As in other Arab states Zionism became a crime. Jews were scapegoated in anti-colonialist violence. Morocco formally violated civil rights by preventing its Jews from leaving. The ban came into force as soon as Morocco became independent in 1956 and provoked increasingly desperate attempts by Jews to flee, culminating in the 1961 Pisces (Egoz) disaster, in which 42 Jews and their Spanish skipper drowned. Thereafter the emigration ban was lifted and Israel ransomed each Jew from the Moroccan government for $250 per head.
But the idea that one fine day the Zionists scooped the Jews of Morocco up and shipped them off to Israel overnight does not stand up to scrutiny.
Delve into the history of the country and you will learn that Morocco has one of the worst records for anti-Jewish pogroms. Taza (1903), Settat (1903), Casablanca (1907), Fez (1912), Sefrou (1944), Oujda and Jerrada (1948): who can blame the Jews of Tinghir for not quite trusting their security to the Moroccan authorities?
Ask the Moroccan Jews themselves, and they profess undying affection for the king. Did the wartime sultan, the future Mohamed V, they claim, not save the Jews of Morocco from being deported to concentration camps? Did he not ask the Vichy regime which imposed itself on the Moroccan protectorate to wear the Nazi yellow star? And even ask for 20 more for the royal family?
Yet historians affirm that the king’s philosemitism is the stuff of legend. Even if he prevaricated and locked anti-Jewish Vichy decrees away in a drawer, he did not fail eventually to sign every one of them.
Hardly a week goes by without a favourable report in the press concerning Morocco’s laudable treatment of the Jews.
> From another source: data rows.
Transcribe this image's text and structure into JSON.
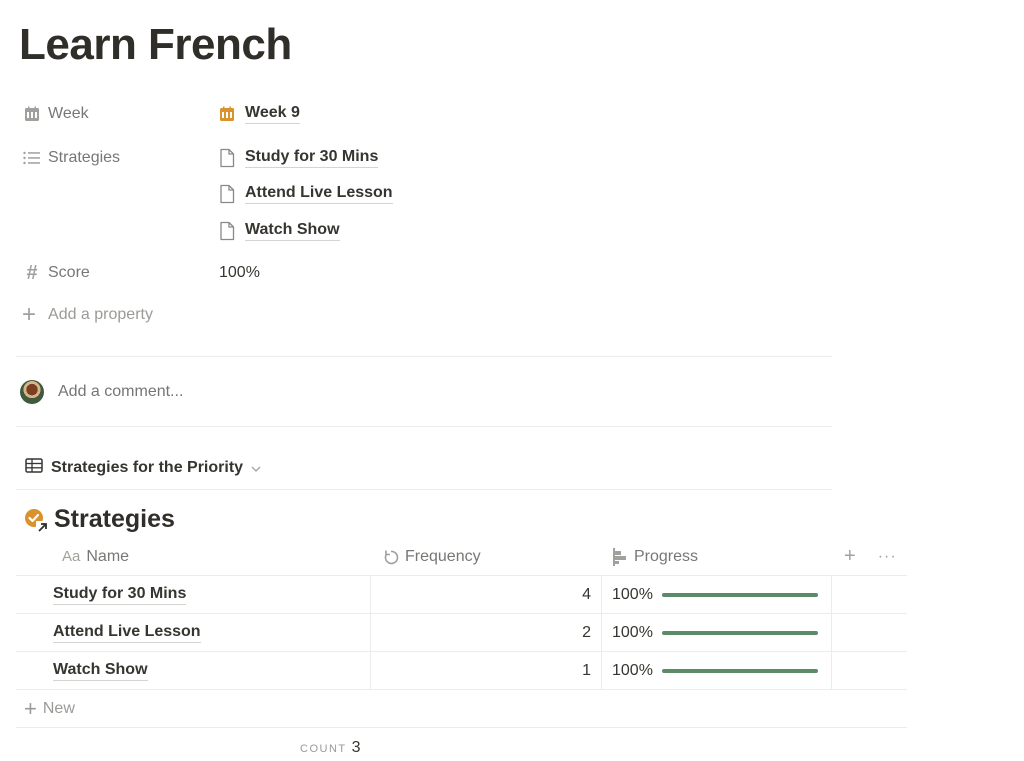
{
  "page": {
    "title": "Learn French"
  },
  "properties": {
    "week": {
      "label": "Week",
      "icon": "calendar-icon",
      "value": "Week 9",
      "value_icon": "calendar-icon",
      "value_icon_color": "#d9922e"
    },
    "strategies": {
      "label": "Strategies",
      "icon": "list-icon",
      "values": [
        "Study for 30 Mins",
        "Attend Live Lesson",
        "Watch Show"
      ],
      "value_icon": "page-icon"
    },
    "score": {
      "label": "Score",
      "icon": "hash-icon",
      "value": "100%"
    },
    "add_property": {
      "label": "Add a property",
      "icon": "plus-icon"
    }
  },
  "comment": {
    "placeholder": "Add a comment..."
  },
  "view": {
    "label": "Strategies for the Priority",
    "icon": "table-icon",
    "chevron": "chevron-down-icon"
  },
  "database": {
    "title": "Strategies",
    "icon": "check-circle-link-icon",
    "icon_color": "#d9922e",
    "columns": [
      {
        "label": "Name",
        "icon": "text-aa-icon"
      },
      {
        "label": "Frequency",
        "icon": "rollup-icon"
      },
      {
        "label": "Progress",
        "icon": "progress-icon"
      }
    ],
    "rows": [
      {
        "name": "Study for 30 Mins",
        "frequency": "4",
        "progress_label": "100%",
        "progress": 1.0
      },
      {
        "name": "Attend Live Lesson",
        "frequency": "2",
        "progress_label": "100%",
        "progress": 1.0
      },
      {
        "name": "Watch Show",
        "frequency": "1",
        "progress_label": "100%",
        "progress": 1.0
      }
    ],
    "new_label": "New",
    "count_label": "COUNT",
    "count_value": "3",
    "progress_color": "#5b8b69"
  }
}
Here, an announcement that Morocco is renovating synagogue X, there the news that the Moroccan government is restoring Jewish cemetery Y.
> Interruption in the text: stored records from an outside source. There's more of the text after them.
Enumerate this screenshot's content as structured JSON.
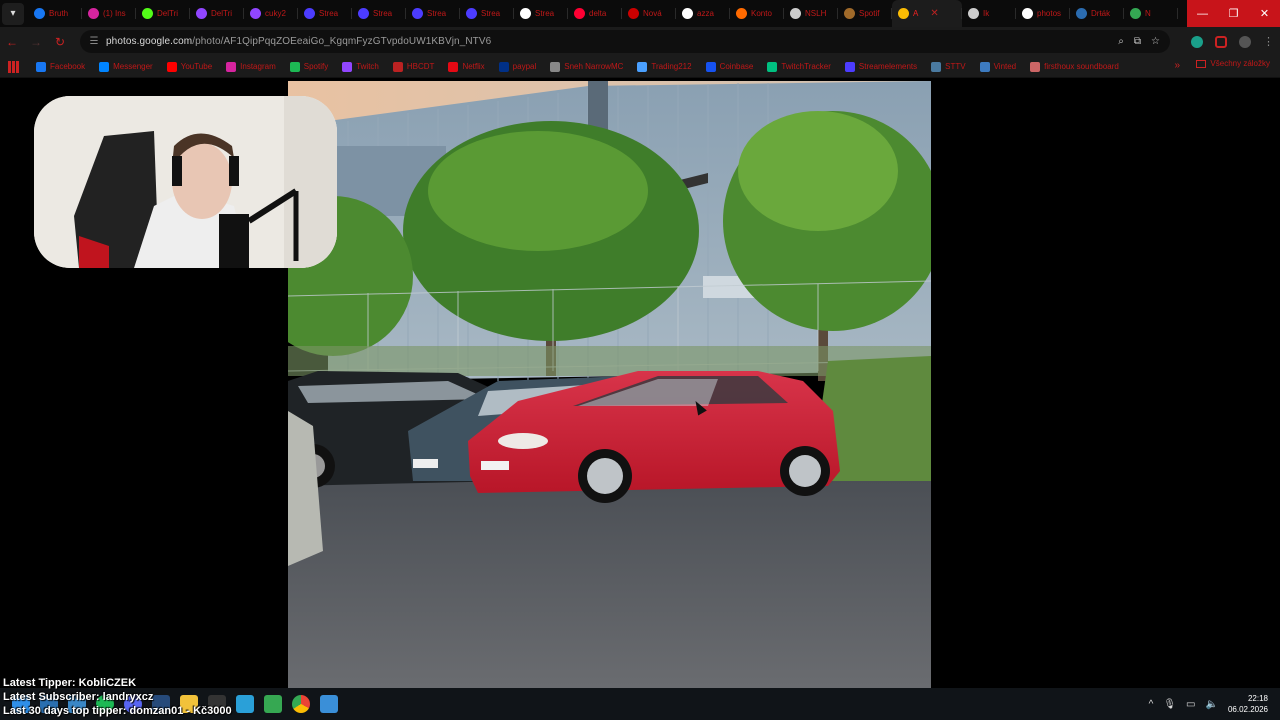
{
  "browser": {
    "tabs": [
      {
        "title": "Bruth",
        "icon": "messenger-icon",
        "color": "#1877f2"
      },
      {
        "title": "(1) Ins",
        "icon": "instagram-icon",
        "color": "#d6249f"
      },
      {
        "title": "DelTri",
        "icon": "kick-icon",
        "color": "#53fc18"
      },
      {
        "title": "DelTri",
        "icon": "twitch-icon",
        "color": "#9146ff"
      },
      {
        "title": "cuky2",
        "icon": "twitch-icon",
        "color": "#9146ff"
      },
      {
        "title": "Strea",
        "icon": "streamelements-icon",
        "color": "#4c3cff"
      },
      {
        "title": "Strea",
        "icon": "streamelements-icon",
        "color": "#4c3cff"
      },
      {
        "title": "Strea",
        "icon": "streamelements-icon",
        "color": "#4c3cff"
      },
      {
        "title": "Strea",
        "icon": "streamelements-icon",
        "color": "#4c3cff"
      },
      {
        "title": "Strea",
        "icon": "streamer-icon",
        "color": "#ffffff"
      },
      {
        "title": "delta",
        "icon": "youtube-icon",
        "color": "#ff0033"
      },
      {
        "title": "Nová",
        "icon": "opera-icon",
        "color": "#cc0000"
      },
      {
        "title": "azza",
        "icon": "google-icon",
        "color": "#ffffff"
      },
      {
        "title": "Konto",
        "icon": "kiwi-icon",
        "color": "#ff6a00"
      },
      {
        "title": "NSLH",
        "icon": "globe-icon",
        "color": "#cccccc"
      },
      {
        "title": "Spotif",
        "icon": "generic-icon",
        "color": "#a06a2a"
      },
      {
        "title": "A",
        "icon": "photos-icon",
        "color": "#fbbc04",
        "active": true
      },
      {
        "title": "Ik",
        "icon": "globe-icon",
        "color": "#cccccc"
      },
      {
        "title": "photos",
        "icon": "google-icon",
        "color": "#ffffff"
      },
      {
        "title": "Drŧák",
        "icon": "flag-icon",
        "color": "#2b6cb0"
      },
      {
        "title": "N",
        "icon": "photos-icon",
        "color": "#34a853"
      }
    ],
    "url_host": "photos.google.com",
    "url_path": "/photo/AF1QipPqqZOEeaiGo_KgqmFyzGTvpdoUW1KBVjn_NTV6",
    "bookmarks": [
      {
        "label": "Facebook",
        "color": "#1877f2"
      },
      {
        "label": "Messenger",
        "color": "#0084ff"
      },
      {
        "label": "YouTube",
        "color": "#ff0000"
      },
      {
        "label": "Instagram",
        "color": "#d6249f"
      },
      {
        "label": "Spotify",
        "color": "#1db954"
      },
      {
        "label": "Twitch",
        "color": "#9146ff"
      },
      {
        "label": "HBCDT",
        "color": "#bb2222"
      },
      {
        "label": "Netflix",
        "color": "#e50914"
      },
      {
        "label": "paypal",
        "color": "#003087"
      },
      {
        "label": "Sneh NarrowMC",
        "color": "#888888"
      },
      {
        "label": "Trading212",
        "color": "#4aa0ff"
      },
      {
        "label": "Coinbase",
        "color": "#1652f0"
      },
      {
        "label": "TwitchTracker",
        "color": "#00c080"
      },
      {
        "label": "Streamelements",
        "color": "#4c3cff"
      },
      {
        "label": "STTV",
        "color": "#4a7aa0"
      },
      {
        "label": "Vinted",
        "color": "#3d7bc0"
      },
      {
        "label": "firsthoux soundboard",
        "color": "#cc6666"
      }
    ],
    "all_bookmarks_label": "Všechny záložky"
  },
  "overlay": {
    "latest_tipper": "Latest Tipper: KobliCZEK",
    "latest_subscriber": "Latest Subscriber: landryxcz",
    "top_tipper": "Last 30 days top tipper: domzan01 - Kč3000"
  },
  "taskbar": {
    "time": "22:18",
    "date": "06.02.2026"
  }
}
Indeed, since the late 1970s, the king of Morocco has been pursuing a public relations strategy to project a positive image in which the Jews have played a salient part.
Moroccan Jews outside the country, wherever they now lived, would be considered in exile from their true homeland. Jews returning to Morocco would be entitled to an instant Moroccan passport.
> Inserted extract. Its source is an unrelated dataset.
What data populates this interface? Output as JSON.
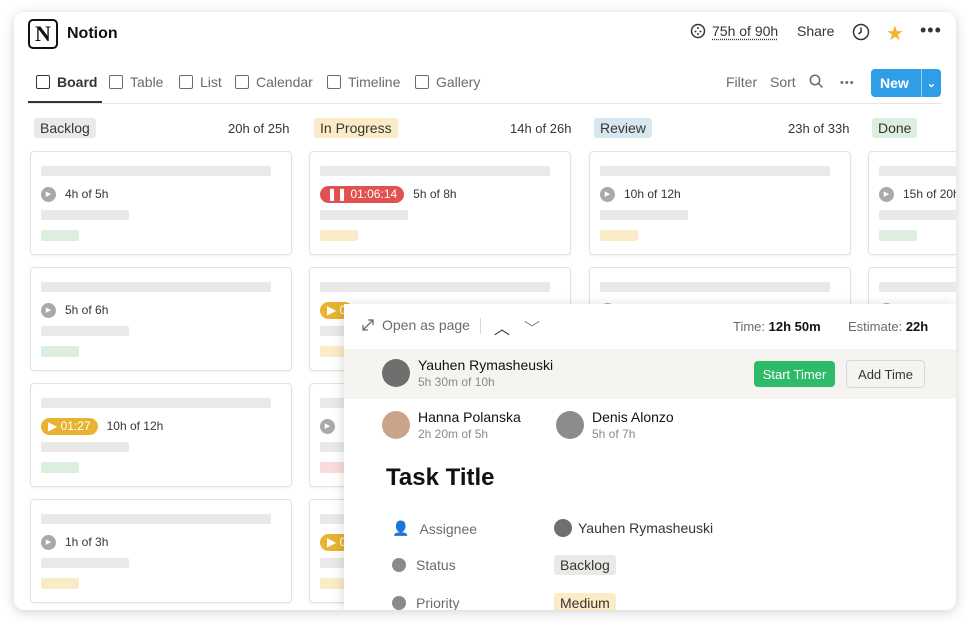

In 1990, the French left-wing author Gilles Perrault published a damning indictment of King Hassan ll’s human rights abuses, ‘Notre ami le roi’. The book had a disastrous effect on Morocco’s image. Enter Andre Azoulay to stage-manage the king’s public relations. A former communist, Azoulay had not lived in Morocco for 28 years. He worked in Paris for the bank Paribas before becoming the royal adviser on Jewish affairs.
There was another good reason why the king first began harnessing the goodwill and loyalty of the Moroccan Jewish communities to boost himself with the West. Morocco was engaged in a long-term dispute with its neighbour Algeria over Western Sahara. Morocco needs US support for its territorial claims and military struggle against the terrorist raids by the Polisario liberation front.
Besides realpolitik, a third reason why Morocco wants to be seen as ‘good to the Jews’ is the country’s reliance on tourism, the country’s second largest currency earner. Morocco attracts some 40,000 Jewish tourists every year – of which some 3,000 are Israelis. Jewish culture is a key attraction for all tourists – synagogues, yearly pilgrimages or hilulot to famous rabbis’ tombs, and the Jewish quarters or mellah, or Moroccan towns. It is no surprise that the head of the Jewish community, Serge Berdugo, also held the portfolio of Minister of Tourism.
The more you look at it, the more Hachkar’s film appears to be a PR exercise for the Moroccan government – another feather in the cap for Andre Azoulay. ‘Coexistence’ films make great PR, but do they do justice to history?